Presentazione Libro Focaccia

“Focacce. Dall’Italia, dal Mondo, Low Carb e Dolci” edito da Italian Gourmet, scritto e curato da Alessandro Lo Stocco, venendo alla luce nei primi mesi del 2023, racconta attraverso le parole e l’esperienza di Alessandro e, mediante il mio progetto fotografico studiato appositamente, un itinerario di gusto dell’Italia divisa per regione, e del Mondo dall’Oriente fino alla Francia.

Il grande vantaggio di questo libro è quello di riuscire a dedicare a ogni zona geografica esplorata la sua focaccia, caratterizzando ogni posto con la sua particolarissima ricetta, la sua storia e in alcuni casi anche il proprio personalissimo nome, diverso dal consueto in Italiano.

 

Il metodo fotografico food per il libro “Focaccia”

Realizzare uno shooting fotografico o un progetto di fotografia food per un libro è ben diverso dal creare un servizio fotografico per la pubblicità di un brand alimentare. Infatti il mio primo obiettivo è stato quello di provare ad accompagnare le parole di Alessandro attraverso le immagini, per dare una sensazione completa e che permettesse al lettore, a livello cognitivo, di percepire quasi l’acquolina in bocca nello scorrere delle pagine.

Focaccia foto backstage

Un obiettivo arduo questo, che mi sono riproposto di raggiungere portando all’estremo la caratterizzazione di ogni ambiente, che è anche la mia cifra stilistica specifica da food photographer, senza mai dimenticare che la protagonista indiscussa sarebbe stata la focaccia, con tutte le sue sfaccettature.

Ho composto in questo modo un viaggio da nord a sud attraverso l’Italia tra storia, cultura e tradizioni, con l’unico scopo di portare alla luce il mondo estremamente variegato delle focacce: da quelle dolci a quelle salate, passando per quelle cotte in forno o su piastra, finendo alla focaccia fritta cotta in tegamino.

Così siamo riusciti a creare un abecedario culinario e geografico con ben 50 focacce che rendono molto bene la duttilità di questa pietanza, ideale in qualsiasi momento della giornata e con qualsiasi abbinamento.

Ma quello che è stato l’elemento più forte e su cui la fotografia food ha potuto esprimere tutta la sua potenza è stato quello di dare a ogni zona geografica e a ogni periodo storico, una caratterizzazione specifica nell’ambiente, che quindi è stato in grado di intrecciarsi perfettamente con il soggetto in primo piano: la focaccia.

Perciò lo studio degli ambienti e delle abitudini culinarie del passato è stato fondamentale per dare il giusto appeal al progetto, riuscendo così nell’intento di non annoiare mai, sebbene inizialmente fosse stato proprio il mio primo dubbio. Invece in questo catalogo fotografico di gusto e passione, nessuna delle ambientazioni proposte è mai uguale.

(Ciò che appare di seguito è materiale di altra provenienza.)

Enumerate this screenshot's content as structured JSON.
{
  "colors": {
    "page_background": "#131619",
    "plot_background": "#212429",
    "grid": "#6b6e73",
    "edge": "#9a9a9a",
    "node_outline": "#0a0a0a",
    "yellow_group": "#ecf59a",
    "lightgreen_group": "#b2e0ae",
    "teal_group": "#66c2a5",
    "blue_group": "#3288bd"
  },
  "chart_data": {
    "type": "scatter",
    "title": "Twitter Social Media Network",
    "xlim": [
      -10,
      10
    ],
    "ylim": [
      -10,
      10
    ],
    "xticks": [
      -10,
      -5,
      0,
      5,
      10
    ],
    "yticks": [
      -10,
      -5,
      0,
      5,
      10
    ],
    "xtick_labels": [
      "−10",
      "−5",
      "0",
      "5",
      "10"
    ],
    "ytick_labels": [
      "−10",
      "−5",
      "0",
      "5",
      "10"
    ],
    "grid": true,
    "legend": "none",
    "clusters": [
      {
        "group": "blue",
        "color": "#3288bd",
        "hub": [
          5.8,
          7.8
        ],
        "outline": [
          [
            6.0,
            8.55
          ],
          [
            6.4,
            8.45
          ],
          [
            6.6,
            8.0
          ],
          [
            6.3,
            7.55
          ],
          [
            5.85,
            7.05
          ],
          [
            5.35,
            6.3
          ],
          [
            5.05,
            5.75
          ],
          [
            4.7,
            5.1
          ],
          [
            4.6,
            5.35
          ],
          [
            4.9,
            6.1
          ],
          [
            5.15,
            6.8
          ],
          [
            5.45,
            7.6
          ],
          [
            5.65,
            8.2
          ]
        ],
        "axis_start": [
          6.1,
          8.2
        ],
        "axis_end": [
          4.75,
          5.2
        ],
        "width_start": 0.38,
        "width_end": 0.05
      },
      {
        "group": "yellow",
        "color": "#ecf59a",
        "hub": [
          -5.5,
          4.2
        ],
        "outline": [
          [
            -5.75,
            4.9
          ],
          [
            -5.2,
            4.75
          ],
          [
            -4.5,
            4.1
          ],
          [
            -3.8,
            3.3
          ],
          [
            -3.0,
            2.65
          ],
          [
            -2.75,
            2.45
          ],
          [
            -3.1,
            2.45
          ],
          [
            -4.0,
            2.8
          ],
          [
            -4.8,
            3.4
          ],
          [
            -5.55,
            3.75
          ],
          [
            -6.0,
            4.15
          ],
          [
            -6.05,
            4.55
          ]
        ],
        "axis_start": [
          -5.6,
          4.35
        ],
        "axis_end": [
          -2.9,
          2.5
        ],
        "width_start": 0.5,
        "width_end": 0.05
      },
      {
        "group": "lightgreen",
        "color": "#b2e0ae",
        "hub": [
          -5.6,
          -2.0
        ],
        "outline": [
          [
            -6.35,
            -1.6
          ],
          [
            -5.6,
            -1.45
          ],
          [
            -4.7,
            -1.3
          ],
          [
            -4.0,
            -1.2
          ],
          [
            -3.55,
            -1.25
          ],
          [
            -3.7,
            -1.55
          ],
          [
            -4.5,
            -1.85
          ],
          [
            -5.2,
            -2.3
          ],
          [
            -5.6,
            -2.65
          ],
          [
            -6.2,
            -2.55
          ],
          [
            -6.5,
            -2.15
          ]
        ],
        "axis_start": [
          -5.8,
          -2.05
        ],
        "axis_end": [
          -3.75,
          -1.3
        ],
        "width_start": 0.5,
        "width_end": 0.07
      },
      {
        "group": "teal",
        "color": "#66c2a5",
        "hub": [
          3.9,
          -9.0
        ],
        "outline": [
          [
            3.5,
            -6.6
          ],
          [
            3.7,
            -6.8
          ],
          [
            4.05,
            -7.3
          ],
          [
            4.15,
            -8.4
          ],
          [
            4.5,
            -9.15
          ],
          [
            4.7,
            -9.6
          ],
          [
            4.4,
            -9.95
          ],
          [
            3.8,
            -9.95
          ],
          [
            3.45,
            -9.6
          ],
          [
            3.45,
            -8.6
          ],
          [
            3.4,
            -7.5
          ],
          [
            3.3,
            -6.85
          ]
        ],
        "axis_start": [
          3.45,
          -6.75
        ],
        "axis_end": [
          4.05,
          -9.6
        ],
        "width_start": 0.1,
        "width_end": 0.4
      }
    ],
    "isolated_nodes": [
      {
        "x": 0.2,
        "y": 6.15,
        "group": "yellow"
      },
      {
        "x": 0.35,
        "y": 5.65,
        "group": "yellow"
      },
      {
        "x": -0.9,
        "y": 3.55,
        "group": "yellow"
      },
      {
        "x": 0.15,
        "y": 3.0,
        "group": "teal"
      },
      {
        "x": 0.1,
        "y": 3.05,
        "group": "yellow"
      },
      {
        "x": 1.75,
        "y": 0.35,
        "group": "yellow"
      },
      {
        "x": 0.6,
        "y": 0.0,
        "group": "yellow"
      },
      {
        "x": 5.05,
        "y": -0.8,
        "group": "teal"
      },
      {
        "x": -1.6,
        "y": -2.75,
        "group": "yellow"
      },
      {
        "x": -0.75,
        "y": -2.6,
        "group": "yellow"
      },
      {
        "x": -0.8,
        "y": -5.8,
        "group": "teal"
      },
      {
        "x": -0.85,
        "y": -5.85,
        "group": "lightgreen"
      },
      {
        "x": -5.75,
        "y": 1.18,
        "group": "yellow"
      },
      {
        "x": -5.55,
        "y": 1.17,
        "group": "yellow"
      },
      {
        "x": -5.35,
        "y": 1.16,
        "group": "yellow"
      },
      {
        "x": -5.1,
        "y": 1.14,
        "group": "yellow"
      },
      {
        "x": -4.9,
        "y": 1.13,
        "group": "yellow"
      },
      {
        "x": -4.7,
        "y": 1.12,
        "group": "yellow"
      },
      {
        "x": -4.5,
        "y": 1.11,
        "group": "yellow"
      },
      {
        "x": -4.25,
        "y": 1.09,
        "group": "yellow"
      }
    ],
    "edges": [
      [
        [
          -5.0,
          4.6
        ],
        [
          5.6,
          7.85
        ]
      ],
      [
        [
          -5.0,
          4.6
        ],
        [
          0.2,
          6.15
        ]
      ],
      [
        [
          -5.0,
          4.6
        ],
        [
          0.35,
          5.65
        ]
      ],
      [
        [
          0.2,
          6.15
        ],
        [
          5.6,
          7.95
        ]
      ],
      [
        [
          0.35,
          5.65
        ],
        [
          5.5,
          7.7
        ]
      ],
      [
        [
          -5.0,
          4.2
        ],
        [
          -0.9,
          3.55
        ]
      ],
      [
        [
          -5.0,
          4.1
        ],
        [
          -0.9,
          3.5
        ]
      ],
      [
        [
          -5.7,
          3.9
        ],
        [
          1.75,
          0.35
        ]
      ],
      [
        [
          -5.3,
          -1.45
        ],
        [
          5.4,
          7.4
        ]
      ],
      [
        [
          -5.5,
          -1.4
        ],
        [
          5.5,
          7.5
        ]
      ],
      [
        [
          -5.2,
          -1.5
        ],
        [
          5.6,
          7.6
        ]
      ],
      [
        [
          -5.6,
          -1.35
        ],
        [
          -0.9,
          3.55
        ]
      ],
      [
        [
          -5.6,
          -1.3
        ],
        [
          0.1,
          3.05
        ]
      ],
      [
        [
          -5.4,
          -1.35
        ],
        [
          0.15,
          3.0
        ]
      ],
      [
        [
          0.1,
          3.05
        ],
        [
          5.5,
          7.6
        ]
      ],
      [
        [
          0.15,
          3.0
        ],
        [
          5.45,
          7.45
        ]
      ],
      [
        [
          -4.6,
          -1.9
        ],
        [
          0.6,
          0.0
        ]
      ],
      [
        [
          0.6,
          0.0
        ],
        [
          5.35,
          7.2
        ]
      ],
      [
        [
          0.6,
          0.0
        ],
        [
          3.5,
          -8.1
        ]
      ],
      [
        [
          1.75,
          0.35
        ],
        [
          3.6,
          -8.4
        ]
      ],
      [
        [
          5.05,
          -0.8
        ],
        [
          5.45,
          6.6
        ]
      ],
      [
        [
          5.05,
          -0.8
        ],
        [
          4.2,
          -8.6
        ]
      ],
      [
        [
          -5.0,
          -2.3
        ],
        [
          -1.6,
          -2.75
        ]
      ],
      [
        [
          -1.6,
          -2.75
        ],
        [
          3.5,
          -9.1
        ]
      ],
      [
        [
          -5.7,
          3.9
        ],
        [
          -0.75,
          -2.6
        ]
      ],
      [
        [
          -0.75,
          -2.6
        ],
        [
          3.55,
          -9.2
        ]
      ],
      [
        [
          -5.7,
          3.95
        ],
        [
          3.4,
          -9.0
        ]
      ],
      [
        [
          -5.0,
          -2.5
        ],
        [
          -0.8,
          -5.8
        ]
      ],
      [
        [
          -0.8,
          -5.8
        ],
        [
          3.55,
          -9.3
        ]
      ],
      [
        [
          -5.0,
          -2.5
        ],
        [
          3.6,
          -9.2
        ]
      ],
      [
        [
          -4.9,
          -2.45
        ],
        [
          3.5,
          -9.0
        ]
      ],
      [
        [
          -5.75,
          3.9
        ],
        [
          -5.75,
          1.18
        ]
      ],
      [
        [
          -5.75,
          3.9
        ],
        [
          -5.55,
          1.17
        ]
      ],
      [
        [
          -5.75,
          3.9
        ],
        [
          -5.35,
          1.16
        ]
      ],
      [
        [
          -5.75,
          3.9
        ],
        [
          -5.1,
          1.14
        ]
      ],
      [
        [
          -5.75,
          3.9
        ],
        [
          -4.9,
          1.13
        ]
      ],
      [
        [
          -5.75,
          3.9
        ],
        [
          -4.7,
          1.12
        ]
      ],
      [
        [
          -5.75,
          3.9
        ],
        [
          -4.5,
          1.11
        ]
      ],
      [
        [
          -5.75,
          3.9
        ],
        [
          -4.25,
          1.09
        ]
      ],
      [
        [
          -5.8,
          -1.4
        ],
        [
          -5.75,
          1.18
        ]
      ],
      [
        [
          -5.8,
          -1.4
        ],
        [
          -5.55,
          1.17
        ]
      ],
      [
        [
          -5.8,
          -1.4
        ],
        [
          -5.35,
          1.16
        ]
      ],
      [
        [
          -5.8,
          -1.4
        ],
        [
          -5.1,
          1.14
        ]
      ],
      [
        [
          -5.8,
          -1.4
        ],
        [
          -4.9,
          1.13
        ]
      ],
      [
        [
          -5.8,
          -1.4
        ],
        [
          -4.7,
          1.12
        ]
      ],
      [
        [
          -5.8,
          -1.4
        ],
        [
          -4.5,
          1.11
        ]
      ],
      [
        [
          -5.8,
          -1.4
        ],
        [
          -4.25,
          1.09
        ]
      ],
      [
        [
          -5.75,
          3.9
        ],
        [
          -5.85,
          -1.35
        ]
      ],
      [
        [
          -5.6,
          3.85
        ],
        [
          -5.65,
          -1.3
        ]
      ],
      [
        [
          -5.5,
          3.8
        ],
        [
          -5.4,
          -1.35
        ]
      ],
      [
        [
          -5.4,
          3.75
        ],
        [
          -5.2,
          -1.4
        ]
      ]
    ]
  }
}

Trovo che sia esplicativa di questo aspetto una parte del libro e un esempio specifico di fotografia realizzata, quella sull’antica focaccia romana chiamata Libum, dalle origini antichissime, precisamente dal 160 a.C. preparata con una cottura che prevedeva l’alloro. Per questa ambientazione ho ricreato quindi, un richiamo a questo elemento, introducendo l’alloro e mattoni tipici delle costruzioni romane. Perfetta cornice per una focaccia la cui ricetta proviene dall’Antica Roma.

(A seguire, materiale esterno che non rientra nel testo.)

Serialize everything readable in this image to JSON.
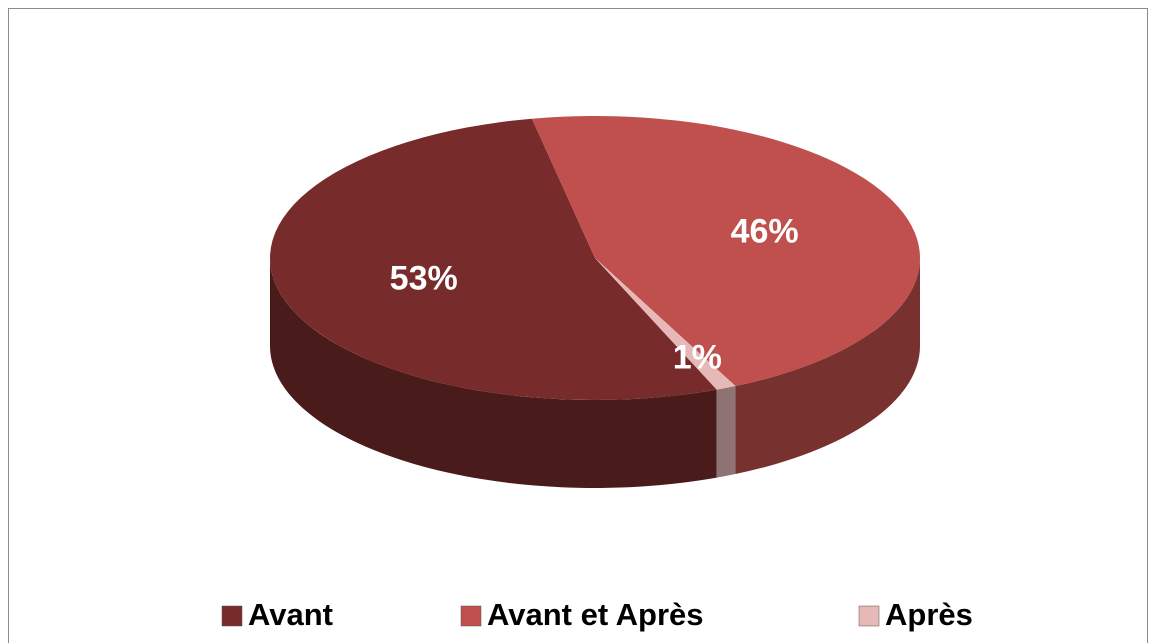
{
  "chart_data": {
    "type": "pie",
    "categories": [
      "Avant",
      "Avant et Après",
      "Après"
    ],
    "values": [
      53,
      46,
      1
    ],
    "value_labels": [
      "53%",
      "46%",
      "1%"
    ],
    "colors": [
      "#772b2b",
      "#c0504d",
      "#e6b9b8"
    ],
    "legend": "bottom"
  }
}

Si tratta di una testimonianza portata a noi importantissima, consolidata anche dagli ultimi ritrovamenti archeologici presso gli scavi di Pompei su un dipinto che raffigura, accanto a un calice di vino su un vassoio d’argento, proprio una focaccia con frutta e spezie da cui si rintraccia proprio la pizza Libum.

Pizz'onta Abruzzese
4. Pizz’onta Abruzzese

In altri casi invece, soprattutto nella sezione più moderna sulle nuove abitudini e tendenze alimentari, ho scelto di risolvere la composizione creando un gioco basato su geometrie, non per creare discontinuità nel libro, ma bensì per dare un punto di vista differente rispetto alla narrazione tramite immagini fatta per le focacce tradizionali o frutto di una determinata cultura.

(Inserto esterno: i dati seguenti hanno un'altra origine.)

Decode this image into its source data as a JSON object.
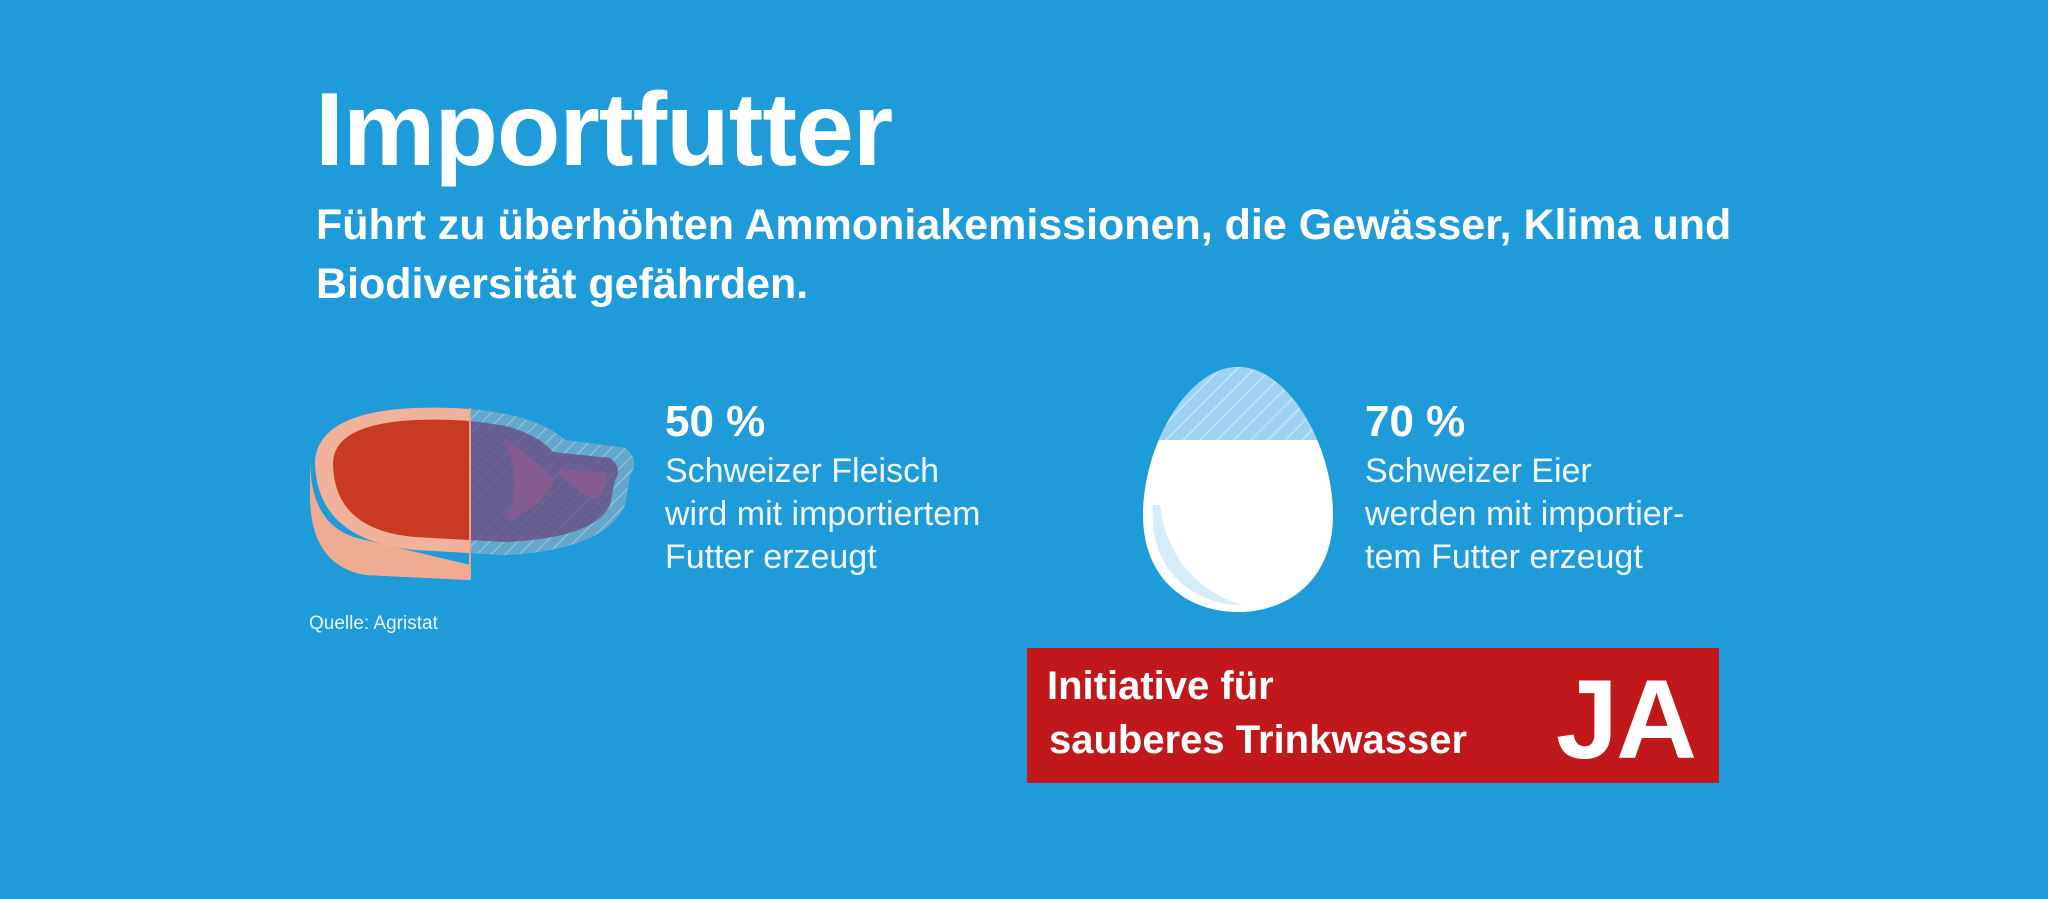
{
  "header": {
    "title": "Importfutter",
    "subtitle": "Führt zu überhöhten Ammoniakemissionen, die Gewässer, Klima und Biodiversität gefährden."
  },
  "stats": [
    {
      "value": "50 %",
      "lines": [
        "Schweizer Fleisch",
        "wird mit importiertem",
        "Futter erzeugt"
      ],
      "icon": "steak-icon",
      "share": 0.5
    },
    {
      "value": "70 %",
      "lines": [
        "Schweizer Eier",
        "werden mit importier-",
        "tem Futter erzeugt"
      ],
      "icon": "egg-icon",
      "share": 0.7
    }
  ],
  "source": "Quelle: Agristat",
  "banner": {
    "line1": "Initiative für",
    "line2": "sauberes Trinkwasser",
    "vote": "JA"
  },
  "colors": {
    "background": "#1f9bd9",
    "banner": "#c1181c",
    "meat": "#c93a22",
    "meat_rim": "#f0b29a",
    "egg": "#ffffff"
  }
}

Ciò che contraddistingue questo libro dal precedente sulle focacce e più in generale da altri libri con una forte componente fotografica sul cibo, è il grande contrasto del chiaroscuro realizzato grazie a un utilizzo spinto della luce, che mi ha permesso di rendere molto meglio i condimenti delle varie focacce e di far sì che l’ambientazione potesse dar risalto all’effetto finale generare quell’acquolina in cui spero di generare ogni volta che mi trovo a scattare una foto al cibo.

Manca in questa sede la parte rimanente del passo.